Assigning M4 to x rather than y breaks symmetry, but that’s not necessarily a problem; the BiDi algorithm isn’t symmetrical either regarding the beginning vs. end of the logical string. A typical scenario is when a piece of text is embedded in RLE…PDF and then immediately followed by an LRM to prevent spillover, but there’s no need for an LRM before the RLE. (See the section BiDi control characters.) So I think it’s actually the better (let alone much more easily implementable) approach if marks stick to the previous character whenever possible.

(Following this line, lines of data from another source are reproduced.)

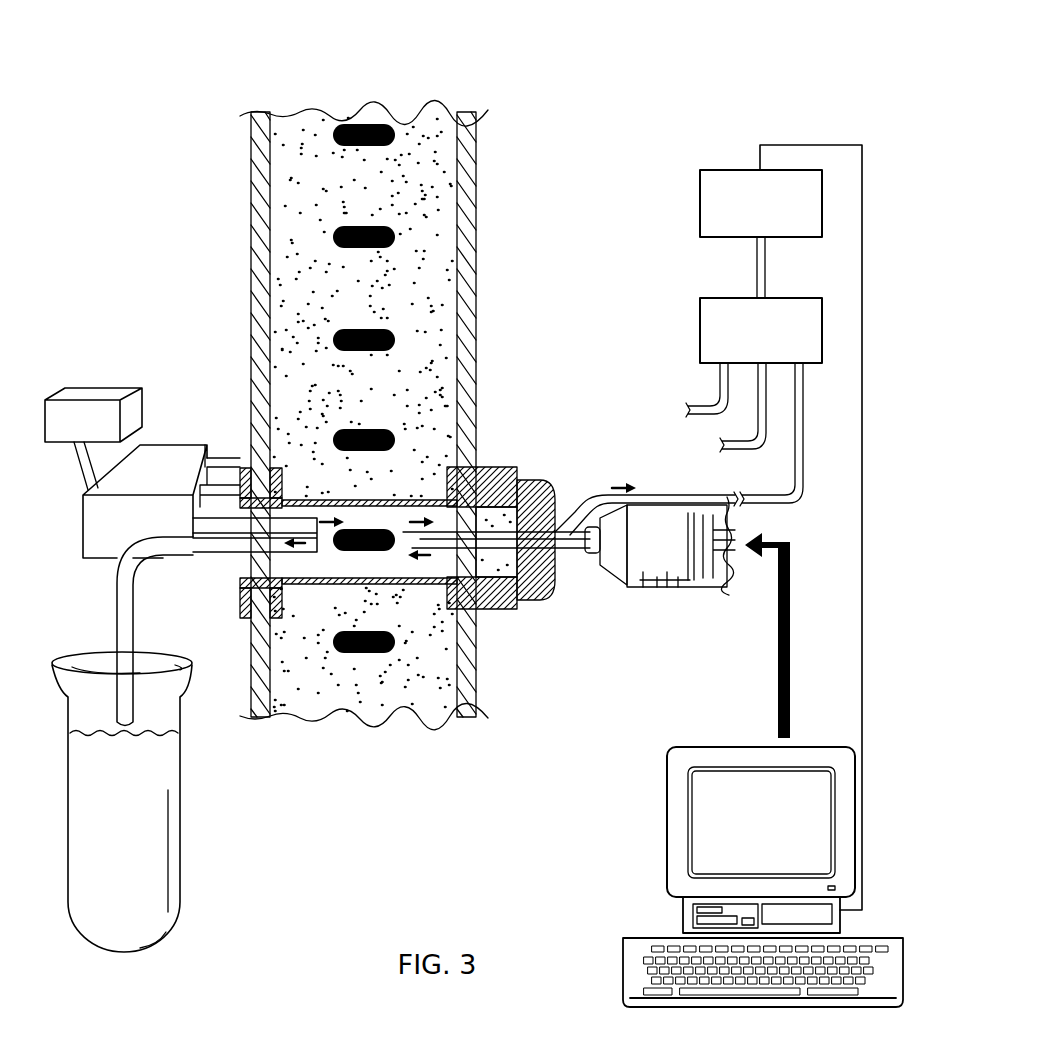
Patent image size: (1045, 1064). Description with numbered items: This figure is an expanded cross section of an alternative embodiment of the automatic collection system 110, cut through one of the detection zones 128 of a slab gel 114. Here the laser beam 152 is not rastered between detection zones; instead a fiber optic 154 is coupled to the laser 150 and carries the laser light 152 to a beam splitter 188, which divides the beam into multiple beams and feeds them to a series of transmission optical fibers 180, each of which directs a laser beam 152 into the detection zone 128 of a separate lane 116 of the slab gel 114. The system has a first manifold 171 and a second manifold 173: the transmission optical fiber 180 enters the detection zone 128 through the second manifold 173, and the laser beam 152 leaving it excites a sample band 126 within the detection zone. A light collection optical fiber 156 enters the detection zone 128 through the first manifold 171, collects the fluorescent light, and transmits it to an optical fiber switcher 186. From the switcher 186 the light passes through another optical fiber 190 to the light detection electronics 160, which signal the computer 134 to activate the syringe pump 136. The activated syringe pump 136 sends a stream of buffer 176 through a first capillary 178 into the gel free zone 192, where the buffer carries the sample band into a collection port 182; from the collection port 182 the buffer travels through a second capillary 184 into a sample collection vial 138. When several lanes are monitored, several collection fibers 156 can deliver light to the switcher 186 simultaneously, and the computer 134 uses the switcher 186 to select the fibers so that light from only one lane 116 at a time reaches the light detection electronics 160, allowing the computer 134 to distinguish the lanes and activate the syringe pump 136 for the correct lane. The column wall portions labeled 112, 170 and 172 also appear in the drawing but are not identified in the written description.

The automatic collection system 110 is at (492, 80).
The electrophoresis column 112 is at (298, 143).
The slab gel 114 is at (348, 193).
The lane 116 is at (349, 414).
The sample band 126 is at (382, 430).
The detection zone 128 is at (520, 518).
The computer 134 is at (700, 833).
The syringe pump 136 is at (655, 605).
The sample collection vial 138 is at (142, 827).
The laser 150 is at (95, 430).
The laser beam 152 is at (323, 507).
The fiber optic 154 is at (84, 472).
The light collection optical fiber 156 is at (720, 383).
The light detection electronics 160 is at (708, 215).
The right column wall portion 170 is at (476, 355).
The first manifold 171 is at (523, 482).
The left column wall portion 172 is at (251, 298).
The second manifold 173 is at (252, 450).
The stream of buffer 176 is at (477, 660).
The first capillary 178 is at (567, 550).
The transmission optical fiber 180 is at (220, 527).
The collection port 182 is at (258, 662).
The second capillary 184 is at (120, 609).
The optical fiber switcher 186 is at (787, 307).
The beam splitter 188 is at (145, 532).
The optical fiber 190 is at (757, 263).
The gel free zone 192 is at (332, 560).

A preceding BiDi character can be stored on 4 bits (3+7+1 = 11 possible values including “none”), a succeeding one can be stored on 3 bits (3+2+1 = 6 values including “none”). Using simple bitpacking, a 16-bit integer has room for 2 preceding + 2 succeeding, a 32-bit integer per cell has room for 3 preceding + 6 succeeding, or (decided in the source code) 4 preceding + 5 succeeding BiDi chars. Mul/div/mod 6 and 11 arithmetics can store 2+3 on 16 bits, or 3+8, 4+7 or 5+5 on 32 bits. Taking into account that “none” can only occur at the end, 5+6 can also be squeezed into 32 bits. Having room for more succeeding than preceding controls is justified by the asymmetry in the design, as well as the real life RLE…PDF+LRM / RLE…PDF+LRM practice. I think this should be enough for most of the real life use cases; if more controls are received then they’re dropped. The emulator could first check for this bitpacked integer being 0 (by far the most typical case) or not before unpacking. Out of these, 4+7 feels to be the best choice for me, but maybe the 16-bit 2+3 is already good enough. It’s just one out of many possible implementations outlined here, of course.

I believe an advantage of this approach is that most emulation features (e.g. insertion, deletion) don’t need to be redesigned, they could just keep working exactly as they used to. Overwriting cells probably also does something quite reasonable to the BiDi controls, and so does copy-pasting (you probably automatically get or don’t get the BiDi controls as it makes sense). [How do graphical toolkits, web browsers etc. copy-paste fragments of BiDi text? When do and when don’t they include BiDi control characters; do they automatically balance out unbalanced ones? Is there a well established practice here?]

For any emulator claiming to support implicit mode level 2, it should be a hard requirement to support isolates. 5+ years after their debut there’s no excuse for picking a BiDi library that still doesn’t support them, it’s not reasonable to force applications to use the legacy embeddings+marks instead of a simpler and technically superior solution.

Alternate forms of BiDi controls

For implicit mode level 2 we might ponder about introducing alternate forms of BiDi control characters as well as other special characters like ZWJ and ZWNJ, as escape sequences rather than the Unicode codepoints.

Emulators would be expected to treat them differently when it comes to copy-pasting: bare Unicode characters would be preserved, but ones that arrived as escape sequences would be dropped. This way they’d not get lost when they’re contained in a file which is cat’ed and then copy-pasted, whereas an app could emit them for nicer formatting (see soon for examples) in a way that they don’t clutter the actual data when it’s copy-pasted. I believe this is similar to UAX #9’s concept of “higher level protocols”.

For future extendibility, we might pick an escape sequence framework where the value is the Unicode codepoint itself, rather than defining some arbitrary mapping.